Grave derrota moral de la Iglesia chilena

El padre Fernando Karadima acaba de sufrir un infarto cardiovascular. Con 87 años de edad, la mayor parte de ellos los vivió al amparo de lo  que algunos definirían como la plenitud de la vida sacerdotal de un hombre sin grandes virtudes humanas. Ello, para quienes comprenden la plenitud sacerdotal como la obtención de la máxima reverencia y consideración social, a la que puede aspirar un miembro del clero.

Sólo en los últimos siete años de su vida afloró lo que algunos sabían, en la complicidad de sus conciencias jerárquicas, y lo que otros sabían desde el oscuro lado de su condición de víctimas.

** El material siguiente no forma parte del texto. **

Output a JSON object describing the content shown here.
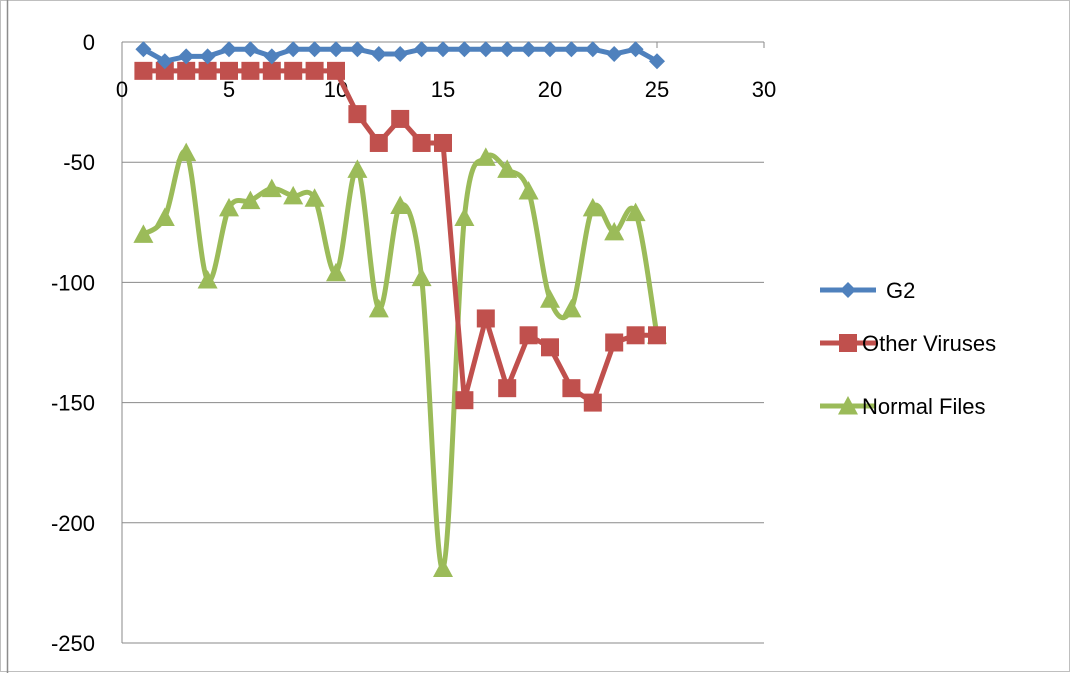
{
  "chart_data": {
    "type": "line",
    "title": "",
    "xlabel": "",
    "ylabel": "",
    "xlim": [
      0,
      30
    ],
    "ylim": [
      -250,
      0
    ],
    "x_ticks": [
      "0",
      "5",
      "10",
      "15",
      "20",
      "25",
      "30"
    ],
    "y_ticks": [
      "0",
      "-50",
      "-100",
      "-150",
      "-200",
      "-250"
    ],
    "grid": "horizontal",
    "legend_position": "right",
    "x": [
      1,
      2,
      3,
      4,
      5,
      6,
      7,
      8,
      9,
      10,
      11,
      12,
      13,
      14,
      15,
      16,
      17,
      18,
      19,
      20,
      21,
      22,
      23,
      24,
      25
    ],
    "series": [
      {
        "name": "G2",
        "color": "#4F81BD",
        "marker": "diamond",
        "smooth": false,
        "values": [
          -3,
          -8,
          -6,
          -6,
          -3,
          -3,
          -6,
          -3,
          -3,
          -3,
          -3,
          -5,
          -5,
          -3,
          -3,
          -3,
          -3,
          -3,
          -3,
          -3,
          -3,
          -3,
          -5,
          -3,
          -8
        ]
      },
      {
        "name": "Other Viruses",
        "color": "#C0504D",
        "marker": "square",
        "smooth": false,
        "values": [
          -12,
          -12,
          -12,
          -12,
          -12,
          -12,
          -12,
          -12,
          -12,
          -12,
          -30,
          -42,
          -32,
          -42,
          -42,
          -149,
          -115,
          -144,
          -122,
          -127,
          -144,
          -150,
          -125,
          -122,
          -122
        ]
      },
      {
        "name": "Normal Files",
        "color": "#9BBB59",
        "marker": "triangle",
        "smooth": true,
        "values": [
          -80,
          -73,
          -46,
          -99,
          -69,
          -66,
          -61,
          -64,
          -65,
          -96,
          -53,
          -111,
          -68,
          -98,
          -219,
          -73,
          -48,
          -53,
          -62,
          -107,
          -111,
          -69,
          -79,
          -71,
          -122
        ]
      }
    ]
  }
}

En el umbral de la vida, la persona de Fernando Karadima pierde trascendencia. Aquellos actos sombríos, impunemente resguardados por una amplia red de protección jerárquica, quedarán sometidos al juicio de la historia, y sobre todo al juicio ineludible que le cabe a toda acción humana, el de la justicia divina.

Más allá de los numerosos delitos que se le imputan, si trasciende al devenir histórico esa institucionalidad eclesial que fracasó en su capacidad de hacer justicia, en favor de las víctimas y en favor del arrepentimiento del causante.

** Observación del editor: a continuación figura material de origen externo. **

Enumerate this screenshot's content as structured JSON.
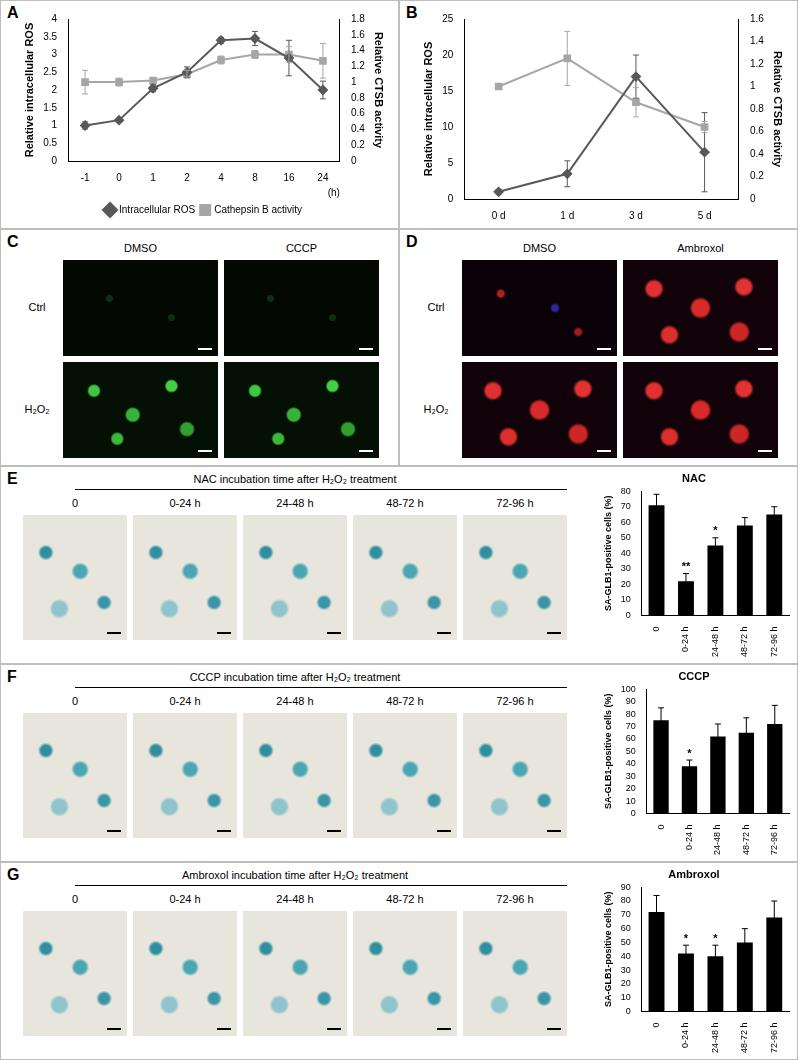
{
  "chart_data": [
    {
      "panel": "A",
      "type": "line",
      "categories": [
        "-1",
        "0",
        "1",
        "2",
        "4",
        "8",
        "16",
        "24"
      ],
      "x_label": "(h)",
      "y_label": "Relative intracellular ROS",
      "y2_label": "Relative CTSB activity",
      "ylim": [
        0,
        4
      ],
      "yticks": [
        0,
        0.5,
        1,
        1.5,
        2,
        2.5,
        3,
        3.5,
        4
      ],
      "y2lim": [
        0,
        1.8
      ],
      "y2ticks": [
        0,
        0.2,
        0.4,
        0.6,
        0.8,
        1,
        1.2,
        1.4,
        1.6,
        1.8
      ],
      "grid": false,
      "legend": "bottom",
      "series": [
        {
          "name": "Intracellular ROS",
          "color": "#595959",
          "marker": "diamond",
          "values": [
            1.0,
            1.15,
            2.05,
            2.5,
            3.4,
            3.45,
            2.9,
            2.0
          ],
          "errors": [
            0.1,
            0.05,
            0.1,
            0.15,
            0.08,
            0.2,
            0.5,
            0.25
          ]
        },
        {
          "name": "Cathepsin B activity",
          "color": "#a6a6a6",
          "marker": "square",
          "axis": "y2",
          "values": [
            1.0,
            1.0,
            1.02,
            1.1,
            1.28,
            1.35,
            1.35,
            1.27
          ],
          "errors": [
            0.15,
            0.05,
            0.03,
            0.05,
            0.05,
            0.05,
            0.1,
            0.22
          ]
        }
      ]
    },
    {
      "panel": "B",
      "type": "line",
      "categories": [
        "0 d",
        "1 d",
        "3 d",
        "5 d"
      ],
      "y_label": "Relative intracellular ROS",
      "y2_label": "Relative CTSB activity",
      "ylim": [
        0,
        25
      ],
      "yticks": [
        0,
        5,
        10,
        15,
        20,
        25
      ],
      "y2lim": [
        0,
        1.6
      ],
      "y2ticks": [
        0,
        0.2,
        0.4,
        0.6,
        0.8,
        1,
        1.2,
        1.4,
        1.6
      ],
      "grid": false,
      "series": [
        {
          "name": "Intracellular ROS",
          "color": "#595959",
          "marker": "diamond",
          "values": [
            1.0,
            3.5,
            17,
            6.5
          ],
          "errors": [
            0.3,
            1.8,
            3,
            5.5
          ]
        },
        {
          "name": "Cathepsin B activity",
          "color": "#a6a6a6",
          "marker": "square",
          "axis": "y2",
          "values": [
            1.0,
            1.25,
            0.86,
            0.64
          ],
          "errors": [
            0.02,
            0.24,
            0.13,
            0.05
          ]
        }
      ]
    },
    {
      "type": "bar",
      "title": "NAC",
      "categories": [
        "0",
        "0-24 h",
        "24-48 h",
        "48-72 h",
        "72-96 h"
      ],
      "values": [
        71,
        22,
        45,
        58,
        65
      ],
      "errors": [
        7,
        5,
        5,
        5,
        5
      ],
      "significance": [
        {
          "category": "0-24 h",
          "text": "**"
        },
        {
          "category": "24-48 h",
          "text": "*"
        }
      ],
      "color": "#000000",
      "y_label": "SA-GLB1-positive cells (%)",
      "ylim": [
        0,
        80
      ],
      "yticks": [
        0,
        10,
        20,
        30,
        40,
        50,
        60,
        70,
        80
      ],
      "grid": false
    },
    {
      "type": "bar",
      "title": "CCCP",
      "categories": [
        "0",
        "0-24 h",
        "24-48 h",
        "48-72 h",
        "72-96 h"
      ],
      "values": [
        75,
        38,
        62,
        65,
        72
      ],
      "errors": [
        10,
        5,
        10,
        12,
        15
      ],
      "significance": [
        {
          "category": "0-24 h",
          "text": "*"
        }
      ],
      "color": "#000000",
      "y_label": "SA-GLB1-positive cells (%)",
      "ylim": [
        0,
        100
      ],
      "yticks": [
        0,
        10,
        20,
        30,
        40,
        50,
        60,
        70,
        80,
        90,
        100
      ],
      "grid": false
    },
    {
      "type": "bar",
      "title": "Ambroxol",
      "categories": [
        "0",
        "0-24 h",
        "24-48 h",
        "48-72 h",
        "72-96 h"
      ],
      "values": [
        72,
        42,
        40,
        50,
        68
      ],
      "errors": [
        12,
        6,
        8,
        10,
        12
      ],
      "significance": [
        {
          "category": "0-24 h",
          "text": "*"
        },
        {
          "category": "24-48 h",
          "text": "*"
        }
      ],
      "color": "#000000",
      "y_label": "SA-GLB1-positive cells (%)",
      "ylim": [
        0,
        90
      ],
      "yticks": [
        0,
        10,
        20,
        30,
        40,
        50,
        60,
        70,
        80,
        90
      ],
      "grid": false
    }
  ],
  "image_panels": [
    {
      "panel": "C",
      "columns": [
        "DMSO",
        "CCCP"
      ],
      "rows": [
        "Ctrl",
        "H₂O₂"
      ]
    },
    {
      "panel": "D",
      "columns": [
        "DMSO",
        "Ambroxol"
      ],
      "rows": [
        "Ctrl",
        "H₂O₂"
      ]
    },
    {
      "panel": "E",
      "heading": "NAC incubation time after H₂O₂ treatment",
      "images": [
        "0",
        "0-24 h",
        "24-48 h",
        "48-72 h",
        "72-96 h"
      ]
    },
    {
      "panel": "F",
      "heading": "CCCP incubation time after H₂O₂ treatment",
      "images": [
        "0",
        "0-24 h",
        "24-48 h",
        "48-72 h",
        "72-96 h"
      ]
    },
    {
      "panel": "G",
      "heading": "Ambroxol incubation time after H₂O₂ treatment",
      "images": [
        "0",
        "0-24 h",
        "24-48 h",
        "48-72 h",
        "72-96 h"
      ]
    }
  ]
}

Así, entra a los anales de la historia la ficción del Código de Derecho Canónico (CIC), en su más esencial pretensión, cual es emular la justicia divina en el ámbito de la Iglesia.

Los hechos demuestran su ineficacia para conseguir que el “castigo de los delitos en general”, ya sea, imponiendo “penas medicinales o censuras” o “penas expiatorias”, resultan pueriles a la hora de “reparar el escándalo, restablecer la justicia y conseguir la enmienda del reo.” (CIC 1341).

El mismo Derecho Canónico establece que “se considera que ha cesado en su contumacia el reo que se haya arrepentido verdaderamente del delito, y además haya reparado convenientemente los daños y el escándalo o, al menos, haya prometido seriamente hacerlo.” (CIC 1347 § 2).

En la práctica se demuestra que, en demasiados casos de abusos de menores, las penas “medicinales o expiatorias”, impuestas por la Iglesia, no consiguen el fin de reparar el escándalo, ni restablecer la justicia, ni consiguen enmendar al autor de los delitos. Es más, en la mayoría no hay evidencia de arrepentimiento, ni reparación de los daños.

Los hechos son reveladores y demuestran que la institución eclesial entera falló en su capacidad de hacer justicia.

Tal vez, la mayor paradoja de este desolador episodio de la historia eclesial de Chile, sea que la culpa personal de Fernando Karadima queda subordinada a la enorme responsabilidad institucional que le cabe a una Iglesia, que permitió la ocurrencia reiterada de estos hechos, que garantizó su impunidad y que no tuvo el coraje de aplicar un castigo ejemplificador.